Writings are not exactly like fingerprints; people produce many more than ten in a lifetime, and vary their style for many number of reasons - including attempting to disguise their authorship. (It is rumoured that when Trump staffers speak off the record to the press, they insert colleagues’ signature phrases to throw sleuths off the trail.) But the two are similar in that trivial features, in aggregate, provide a clue to their ownership.

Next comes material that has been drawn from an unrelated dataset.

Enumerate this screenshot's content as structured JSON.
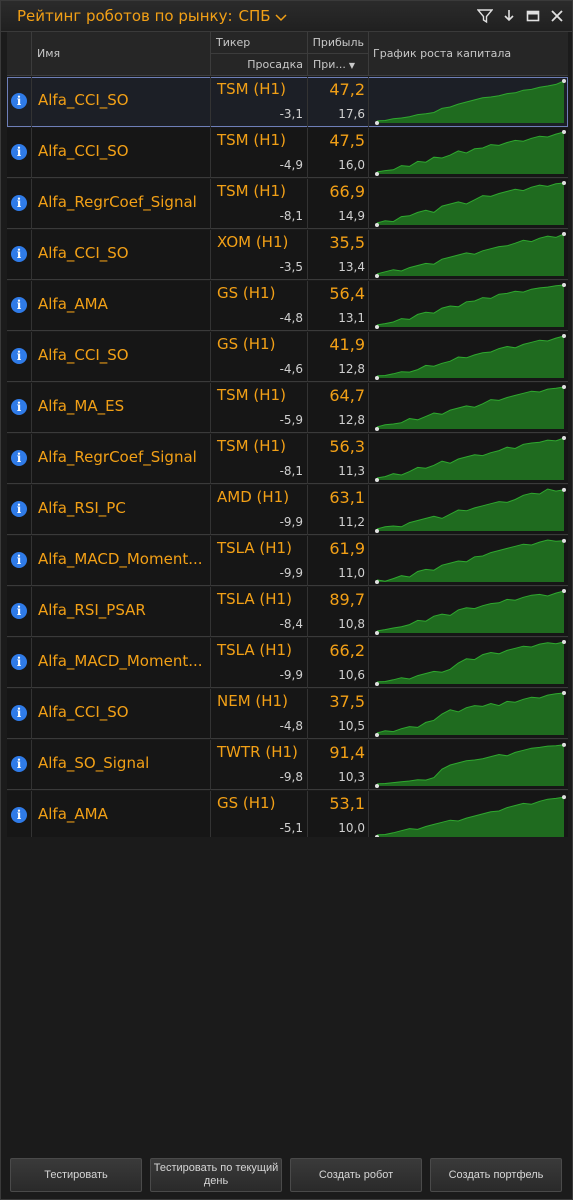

Take the Federalist Papers, written pseudonymously by John Jay, Alexander Hamilton and James Madison to support the ratification of American constitution in the 1780s. Of 85 essays, 12 were later claimed by both Hamilton and Madison. Historians looked for reflections of their politics in the documents, but reached no consensus. Then in the 1960s two statisticians noticed that Hamilton, in his known writings, used “while”, never “whilst”. Madison was a “whilst” man. Madison wrote “on”, rarely “upon”; Hamilton used both. With these and a few other common words they created a statistical model, and tested it against a separate set of papers known to be written by one or the other. It worked perfectly. They then tested the disputed papers against their model - and all turned out to be Madison’s. What had eluded the historians was proved by the mathematicians.
Today, it is known that a piece of writing can supply hints of the probable sex of the author, along with their level of education, regional background and other qualities. Men go in for certain words? more than women - and not just stereotypical ones(“football”) but common ones like “a”,“this” and “these”. Ben Blatt’s recent book “Nabokov’s Favourite word is Mauve” is a delightful introduction to this? science of style.
Nailing the “lodestar” author this way is possible - but unlikely. There are not two candidates, but many, and probably not enough written evidence to develop linguistic fingerprints for some of them. Hamilton and Madison wrote a lot; today most politicians’ “writing” is actually done by aides. The guessing-game will remain just that.
Finding out that your lexical fingerprint is found in pronouns and prepositions may feel a bit like discovering that your genetic blueprint is just a series of four chemical bases. But the way in which humankind’s soulful nature arises from soulless components is itself a quiet miracle. If you hadn't used your quota already, you might even call it fascinating.